Eppure nello studio di via Conservatorio, già un anno dopo la morte dell’architetto, l’archivio sottoposto al vincolo di tutela s’iniziò a catalogarlo grazie alla volontà degli eredi, in particolare della figlia Susanna. Possiamo immaginare quale sia stata l’impresa di ordinare circa quarantamila oggetti e istituire la «Fondazione studio museo Vico Magistretti»: ma a distanza di quattordici anni, con l’archivio giunto a un buon punto della sua digitalizzazione, ci si aspettava che la Triennale offrisse di più.
Non siamo degli highlander, quindi, siamo felici di incontrare con rinnovato piacere i suoi oggetti creati per i principali brand del Made-in-Italy (Cassina, Kartell, Artemide, DePadova) e che si presentano un po’ appoggiati sul grande tavolo-superficie, ma per lo più disposti in alto sul lungo scaffale-parete che corre sui tre lati della sala a rimarcare la «cultura» di designer di Magistretti. Nel seguire, però, il percorso espositivo, prima di incrociarli con lo sguardo siamo attratti dagli schizzi progettuali che si mischiano con quelli delle architetture sotto il vetro delle teche.

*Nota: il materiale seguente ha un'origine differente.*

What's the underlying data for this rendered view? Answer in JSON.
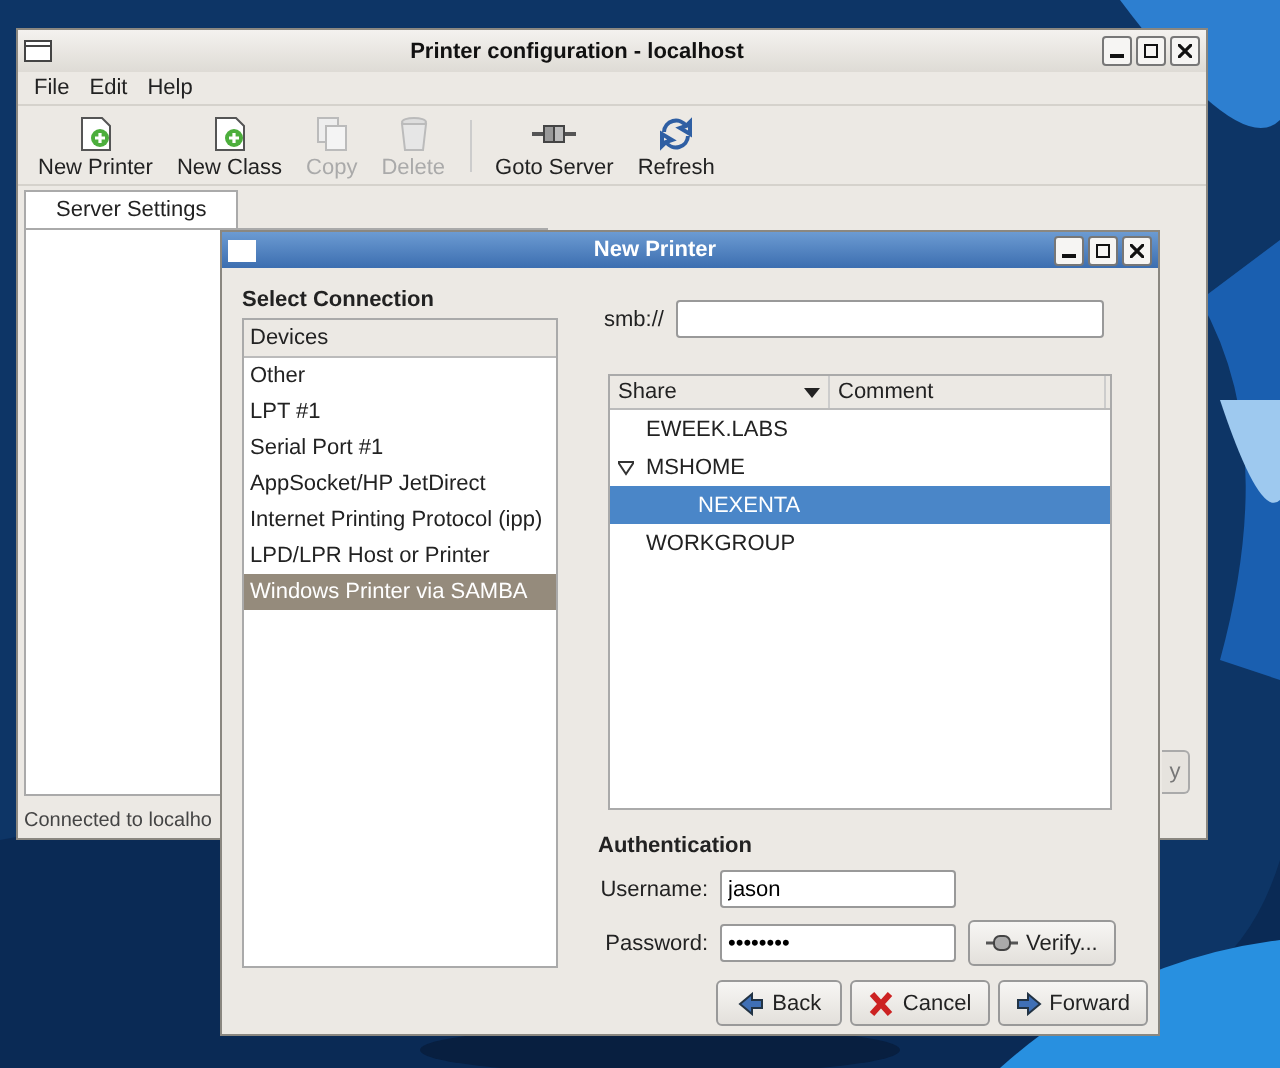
{
  "main_window": {
    "title": "Printer configuration - localhost",
    "menu": [
      {
        "label": "File"
      },
      {
        "label": "Edit"
      },
      {
        "label": "Help"
      }
    ],
    "toolbar": [
      {
        "label": "New Printer",
        "kind": "new",
        "disabled": false
      },
      {
        "label": "New Class",
        "kind": "new",
        "disabled": false
      },
      {
        "label": "Copy",
        "kind": "copy",
        "disabled": true
      },
      {
        "label": "Delete",
        "kind": "delete",
        "disabled": true
      },
      {
        "label": "Goto Server",
        "kind": "connect",
        "disabled": false
      },
      {
        "label": "Refresh",
        "kind": "refresh",
        "disabled": false
      }
    ],
    "tabs": [
      {
        "label": "Server Settings",
        "selected": true
      }
    ],
    "partial_button": "y",
    "status_bar": "Connected to localho"
  },
  "dialog": {
    "title": "New Printer",
    "section": "Select Connection",
    "devices": {
      "header": "Devices",
      "items": [
        {
          "label": "Other",
          "selected": false
        },
        {
          "label": "LPT #1",
          "selected": false
        },
        {
          "label": "Serial Port #1",
          "selected": false
        },
        {
          "label": "AppSocket/HP JetDirect",
          "selected": false
        },
        {
          "label": "Internet Printing Protocol (ipp)",
          "selected": false
        },
        {
          "label": "LPD/LPR Host or Printer",
          "selected": false
        },
        {
          "label": "Windows Printer via SAMBA",
          "selected": true
        }
      ]
    },
    "smb": {
      "label": "smb://"
    },
    "tree": {
      "columns": [
        {
          "label": "Share",
          "sorted": true
        },
        {
          "label": "Comment",
          "sorted": false
        }
      ],
      "rows": [
        {
          "label": "EWEEK.LABS",
          "selected": false
        },
        {
          "label": "MSHOME",
          "selected": false,
          "expanded": true,
          "children": [
            {
              "label": "NEXENTA",
              "selected": true
            }
          ]
        },
        {
          "label": "WORKGROUP",
          "selected": false
        }
      ]
    },
    "authentication": {
      "heading": "Authentication",
      "username": {
        "label": "Username:",
        "value": "jason"
      },
      "password": {
        "label": "Password:",
        "value": "••••••••"
      },
      "verify": "Verify..."
    },
    "buttons": [
      {
        "label": "Back",
        "kind": "back"
      },
      {
        "label": "Cancel",
        "kind": "cancel"
      },
      {
        "label": "Forward",
        "kind": "forward"
      }
    ]
  }
}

Proviamo così a comprendere attraverso il disegno il processo che ha dato origine alle loro forme, ma anche agli spazi dell’abitare, perché questi sono l’espressione del nuovo lessico che doveva schiudergli la via a partire da quello, ormai logoro, ereditato dai maestri del Movimento moderno. Inoltre, è dall’architettura che si giunge al suo interesse per l’industrial design, che, infatti, origina dalla standardizzazione edilizia che lui inizia a sperimentare nel 1946 (mostra RIMA, Riunione Italiana Mostre Arredamento) e nel 1947 (Sezione dell’Industrializzazione all’VIII Triennale).
Quando sul finire degli anni della Ricostruzione e nel pieno di quelli del miracolo economico, Magistretti, come altri della sua generazione, si orientò nell’individuare nuove figurazioni, forse fu tra i primi ad accorgersi dello «spreco linguistico» di quella ricerca architettonica per nulla influente nella realtà urbana milanese che andava sempre più terziarizzandosi nelle aree centrali.

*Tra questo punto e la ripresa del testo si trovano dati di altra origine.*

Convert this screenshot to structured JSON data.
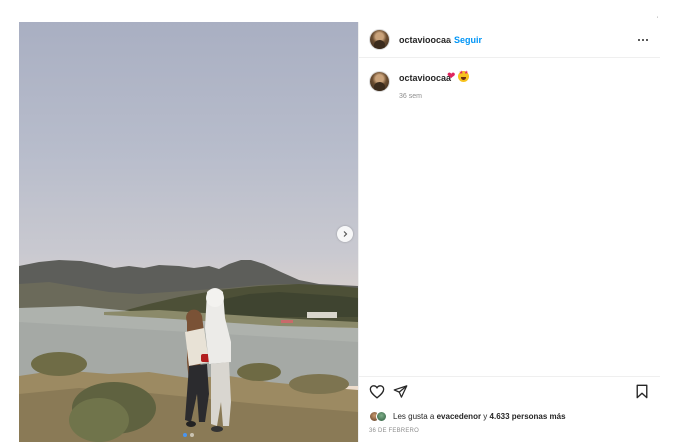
{
  "post": {
    "author": {
      "username": "octavioocaa",
      "separator": "•",
      "follow_label": "Seguir"
    },
    "caption": {
      "username": "octavioocaa",
      "emojis": [
        "heart-icon",
        "star-struck-icon"
      ],
      "time": "36 sem"
    },
    "carousel": {
      "slides": 2,
      "active_slide": 1
    },
    "likes": {
      "prefix": "Les gusta a ",
      "first_user": "evacedenor",
      "connector": " y ",
      "others": "4.633 personas más"
    },
    "date": "36 DE FEBRERO",
    "top_mark": "'"
  },
  "colors": {
    "accent": "#0095f6",
    "text": "#262626",
    "muted": "#8e8e8e",
    "border": "#efefef"
  }
}
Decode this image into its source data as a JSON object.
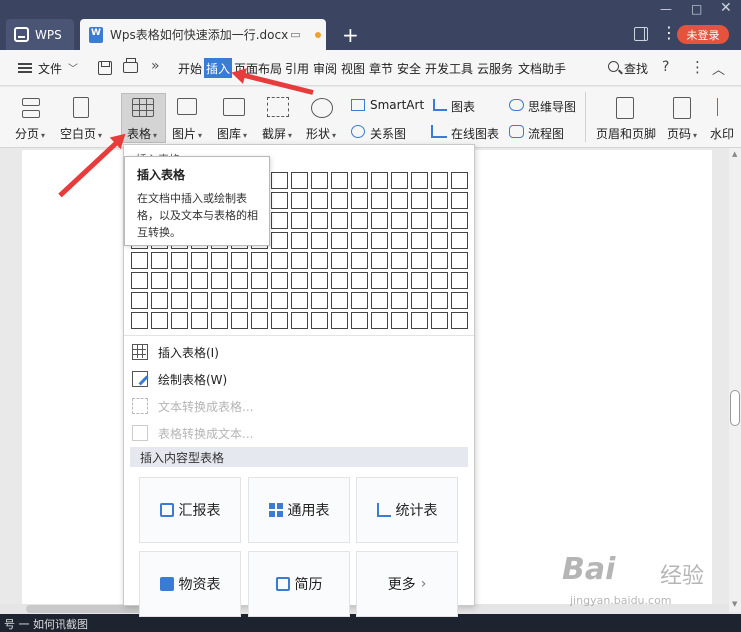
{
  "titlebar": {
    "home_tab": "WPS",
    "doc_tab": "Wps表格如何快速添加一行.docx",
    "login": "未登录",
    "add_tab": "+",
    "minimize": "—",
    "maximize": "□",
    "close": "✕"
  },
  "menubar": {
    "file": "文件",
    "tabs": [
      "开始",
      "插入",
      "页面布局",
      "引用",
      "审阅",
      "视图",
      "章节",
      "安全",
      "开发工具",
      "云服务",
      "文档助手"
    ],
    "active_tab": "插入",
    "search": "查找"
  },
  "ribbon": {
    "page_break": "分页",
    "blank_page": "空白页",
    "table": "表格",
    "picture": "图片",
    "gallery": "图库",
    "screenshot": "截屏",
    "shapes": "形状",
    "smartart": "SmartArt",
    "relation": "关系图",
    "chart": "图表",
    "online_chart": "在线图表",
    "mindmap": "思维导图",
    "flowchart": "流程图",
    "header_footer": "页眉和页脚",
    "page_number": "页码",
    "watermark": "水印"
  },
  "dropdown": {
    "header": "插入表格",
    "grid_rows": 8,
    "grid_cols": 17,
    "items": [
      {
        "label": "插入表格(I)",
        "enabled": true
      },
      {
        "label": "绘制表格(W)",
        "enabled": true
      },
      {
        "label": "文本转换成表格...",
        "enabled": false
      },
      {
        "label": "表格转换成文本...",
        "enabled": false
      }
    ],
    "content_header": "插入内容型表格",
    "cards": [
      "汇报表",
      "通用表",
      "统计表",
      "物资表",
      "简历",
      "更多"
    ]
  },
  "tooltip": {
    "title": "插入表格",
    "body": "在文档中插入或绘制表格，以及文本与表格的相互转换。"
  },
  "taskbar": {
    "text": "号 一 如何讯截图"
  },
  "watermark": {
    "logo": "Bai",
    "logo_cn": "经验",
    "url": "jingyan.baidu.com"
  },
  "colors": {
    "accent": "#3a7bd5",
    "titlebar": "#3b4460",
    "login": "#e5533d",
    "arrow": "#e83b3b"
  }
}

Di questa dissipazione di energie però, se confrontata con l’oggi, c’è da ammirare comunque la generosità del tentativo. Prendiamo ad esempio le sue «case alte», dalla Torre al Parco Sempione (1953-’56) alle Case MBM al Gallaratese (1963-’71): sono architetture che sottendono una concezione dell’abitare per tutti che l’odierno Modello Milano ha umiliato nella sua totale indifferenza ai più elementari valori di equità sociale e di cura dello spazio pubblico. Magistretti seppe al contrario interpretare quei «valori di civiltà, di forma, di comportamento» che sapeva fragili nella società dei consumi e che comportò per lui, come ha scritto Marco Romanelli in catalogo, una «resistenza: silenziosa, coriacea, duratura».

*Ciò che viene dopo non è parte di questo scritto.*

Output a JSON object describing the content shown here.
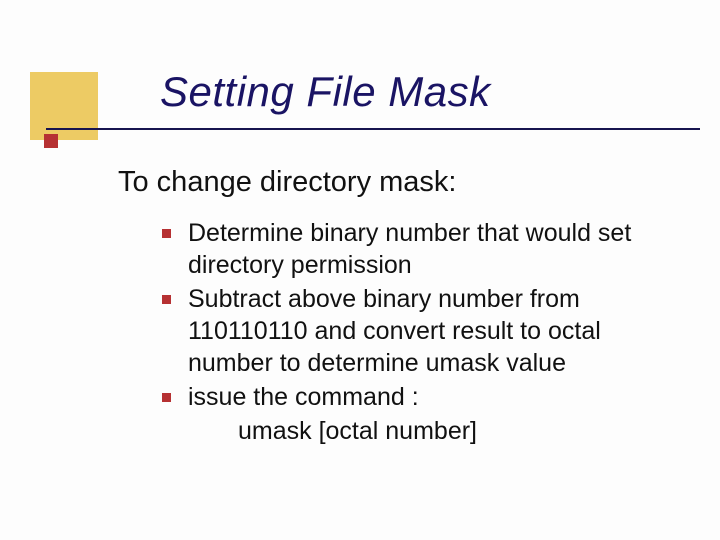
{
  "title": "Setting File Mask",
  "heading": "To change directory mask:",
  "bullets": [
    "Determine binary number that would set directory permission",
    "Subtract above binary number from 110110110 and convert result to octal number to determine umask value",
    "issue the command :"
  ],
  "command_line": "umask [octal number]"
}
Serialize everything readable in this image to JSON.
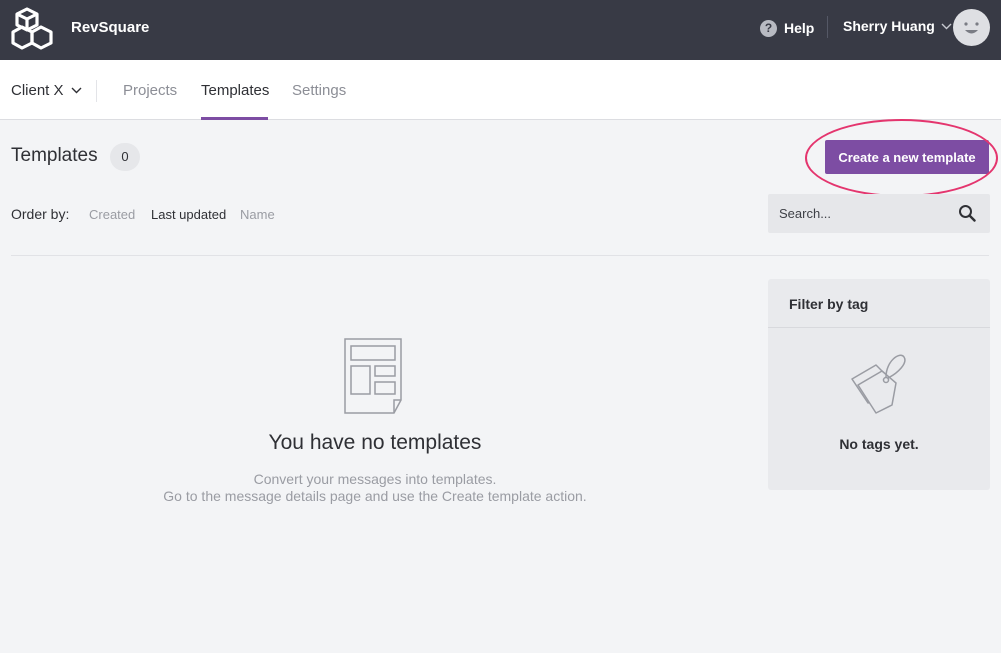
{
  "app": {
    "brand": "RevSquare"
  },
  "topbar": {
    "help_label": "Help",
    "user_name": "Sherry Huang"
  },
  "subnav": {
    "client": "Client X",
    "tabs": [
      {
        "label": "Projects",
        "active": false
      },
      {
        "label": "Templates",
        "active": true
      },
      {
        "label": "Settings",
        "active": false
      }
    ]
  },
  "header": {
    "title": "Templates",
    "count": "0",
    "create_label": "Create a new template"
  },
  "order": {
    "label": "Order by:",
    "options": [
      {
        "label": "Created",
        "active": false
      },
      {
        "label": "Last updated",
        "active": true
      },
      {
        "label": "Name",
        "active": false
      }
    ]
  },
  "search": {
    "placeholder": "Search..."
  },
  "empty": {
    "title": "You have no templates",
    "line1": "Convert your messages into templates.",
    "line2": "Go to the message details page and use the Create template action."
  },
  "filter": {
    "title": "Filter by tag",
    "empty": "No tags yet."
  },
  "colors": {
    "topbar": "#383a45",
    "accent": "#7d4da3",
    "highlight": "#e4356e",
    "background": "#f3f4f6"
  },
  "icons": [
    "logo-cubes-icon",
    "help-icon",
    "chevron-down-icon",
    "avatar-face-icon",
    "search-icon",
    "template-document-icon",
    "tag-icon"
  ]
}
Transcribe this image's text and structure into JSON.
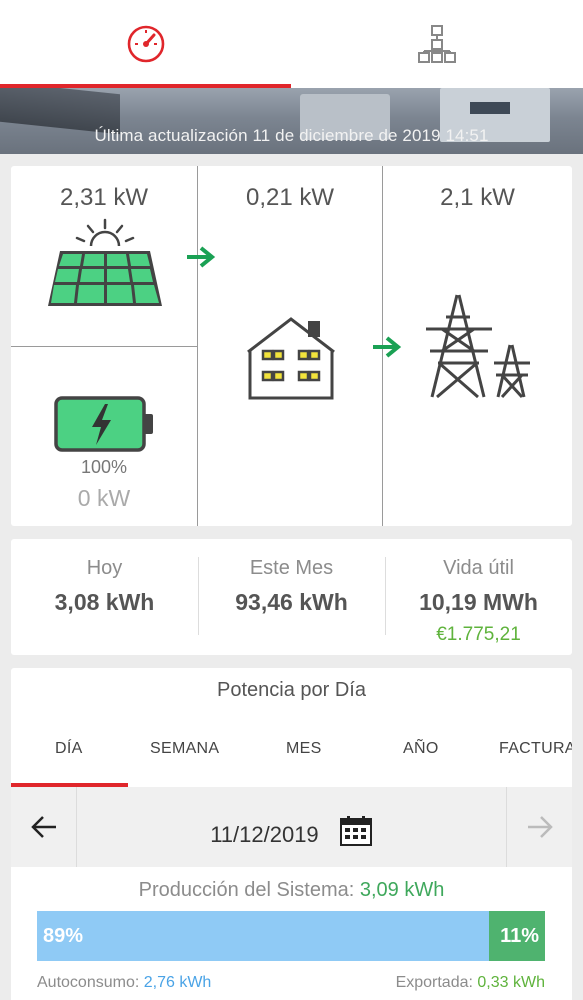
{
  "tabs": [
    {
      "label": "",
      "icon": "gauge-icon",
      "active": true
    },
    {
      "label": "",
      "icon": "network-layout-icon",
      "active": false
    }
  ],
  "banner": {
    "last_update": "Última actualización 11 de diciembre de 2019 14:51"
  },
  "flow": {
    "solar": {
      "power": "2,31 kW",
      "icon": "solar-panel-icon"
    },
    "battery": {
      "charge": "100%",
      "power": "0 kW",
      "icon": "battery-charging-icon",
      "level": 1.0
    },
    "home": {
      "power": "0,21 kW",
      "icon": "house-icon"
    },
    "grid": {
      "power": "2,1 kW",
      "icon": "power-tower-icon"
    },
    "arrow_color": "#1aa154"
  },
  "stats": {
    "today": {
      "label": "Hoy",
      "value": "3,08 kWh"
    },
    "month": {
      "label": "Este Mes",
      "value": "93,46 kWh"
    },
    "lifetime": {
      "label": "Vida útil",
      "value": "10,19 MWh",
      "money": "€1.775,21"
    }
  },
  "power": {
    "title": "Potencia por Día",
    "tabs": [
      "DÍA",
      "SEMANA",
      "MES",
      "AÑO",
      "FACTURA"
    ],
    "active_tab": "DÍA",
    "date": "11/12/2019",
    "production_label": "Producción del Sistema:",
    "production_value": "3,09 kWh",
    "self_pct": "89%",
    "export_pct": "11%",
    "self_fraction": 0.89,
    "self_label": "Autoconsumo:",
    "self_value": "2,76 kWh",
    "export_label": "Exportada:",
    "export_value": "0,33 kWh",
    "colors": {
      "accent": "#e0262b",
      "self": "#8fcaf5",
      "export": "#4fb36f"
    }
  }
}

La sua metodologia progettuale, formatasi nelle file del Razionalismo dei Rogers e dei Bottoni, ma che per via paterna (il padre Pier Giulio fu un valente architetto tra le due guerre) giunge alla stagione novecentesca dei Muzio e dei De Finetti, si misurò con temi e contesti eterogenei fornendo ogni volta prove di assoluta qualità. Rimarcò convinto la validità della lezione della modernità tra le preesistenze storiche del centro urbano (Casa San Marco, 1969-’71; Casa in Corso di Porta Romana, 1962-’67), nelle aree di espansione della periferia (Chiesa di Santa Maria Nascente al quartiere QT8) e nel paesaggio naturale (Case Rosse a Framura, sulla costa ligure di Levante, 1961-’71).
Un capitolo da non trascurare, infine, riguarda i rapporti tra Magistretti e la Triennale. Nel 1957, insieme ad altri, la contestò. Quando ritornò di nuovo a collaborare si proponeva di «combattere il qualunquismo dell’opinione pubblica nei confronti di una Triennale che si trastulla a perfezionare i soliti temi»: un’intenzione che conserva anche questa la sua buona dose di attualità.